XRD patterns were obtained with a Rigaku D/Max-2550 diffractometer using CuKα radiation. The nitrogen adsorption isotherms of the samples were measured using a Micromeritics ASAP 2010 system. The samples were outgassed for 10 h at 300 °C before the measurements. The pore size distribution was calculated using the BJH and Horvath–Kawazoe (HK) model. SEM experiments were performed on a Hitachi S-4000 electron microscope. The TEM experiment was performed on a JEM 3010 electron microscope (JEOL) with an acceleration voltage of 300 kV.

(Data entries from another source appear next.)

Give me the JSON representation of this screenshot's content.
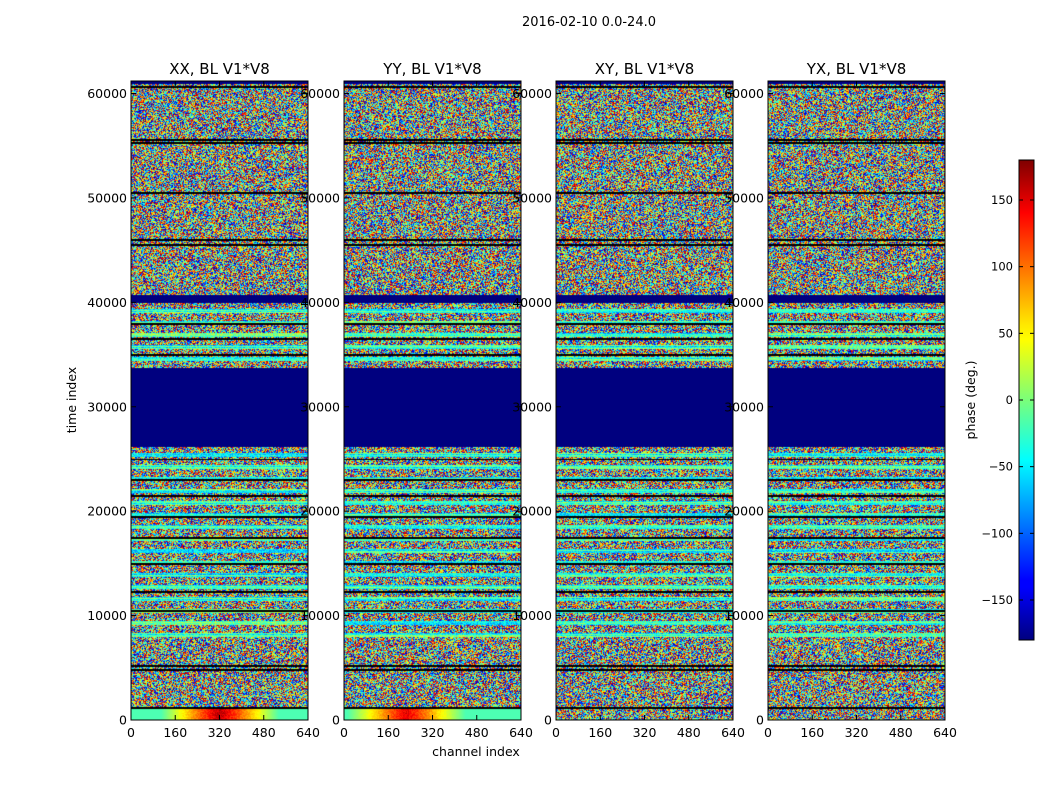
{
  "figure": {
    "suptitle": "2016-02-10 0.0-24.0",
    "xlabel": "channel index",
    "ylabel": "time index",
    "colorbar_label": "phase (deg.)"
  },
  "chart_data": {
    "type": "heatmap",
    "colormap": "jet",
    "panels": [
      {
        "title": "XX, BL V1*V8"
      },
      {
        "title": "YY, BL V1*V8"
      },
      {
        "title": "XY, BL V1*V8"
      },
      {
        "title": "YX, BL V1*V8"
      }
    ],
    "x_ticks": [
      "0",
      "160",
      "320",
      "480",
      "640"
    ],
    "x_tick_values": [
      0,
      160,
      320,
      480,
      640
    ],
    "xlim": [
      0,
      640
    ],
    "y_ticks": [
      "0",
      "10000",
      "20000",
      "30000",
      "40000",
      "50000",
      "60000"
    ],
    "y_tick_values": [
      0,
      10000,
      20000,
      30000,
      40000,
      50000,
      60000
    ],
    "ylim": [
      0,
      61200
    ],
    "colorbar_ticks": [
      "150",
      "100",
      "50",
      "0",
      "−50",
      "−100",
      "−150"
    ],
    "colorbar_tick_values": [
      150,
      100,
      50,
      0,
      -50,
      -100,
      -150
    ],
    "colorbar_range": [
      -180,
      180
    ],
    "flagged_blocks": [
      {
        "t_start": 26200,
        "t_end": 33800
      },
      {
        "t_start": 40000,
        "t_end": 40800
      },
      {
        "t_start": 61000,
        "t_end": 61200
      }
    ],
    "gap_lines": [
      1200,
      4800,
      5200,
      10500,
      12300,
      15000,
      17500,
      19500,
      21500,
      23000,
      25000,
      35000,
      36500,
      38000,
      45500,
      46000,
      50500,
      55300,
      55600,
      60700
    ],
    "colors": {
      "flagged": "#00007f",
      "axes_frame": "#000000"
    }
  }
}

Catalytic reaction measurements

The β-Mo₂C/C (200 mg) catalyst was added to a high-pressure reactor (Parr Instrument Company, United States), and the reactor was heated to 350 °C at a rate of 10 °C min⁻¹ under 1 MPa H₂ and kept for 1 h to ensure that the catalyst has been activated. After the reactor was cooled to 250 °C, the desired amount of n-dodecane (80 mL) as the solvent with the appropriate quantity of naphthalene (3 g) was introduced into the reactor. The total pressure was 4.5 MPa (hydrogen pressure of about 4.2 MPa), and the stirring rate was 800 r min⁻¹. Hydrogen was continually supplied to make up for the consumption of hydrogen and to maintain the same total pressure. A steady state was achieved after reacting for 3 h. A small amount of the liquid product from the hydrogenation of naphthalene was removed from the reactor and allowed to cool. The products of the hydrogenation of naphthalene were analyzed with an Agilent 6890N gas chromatograph equipped with a flame ionization detector (FID) detector.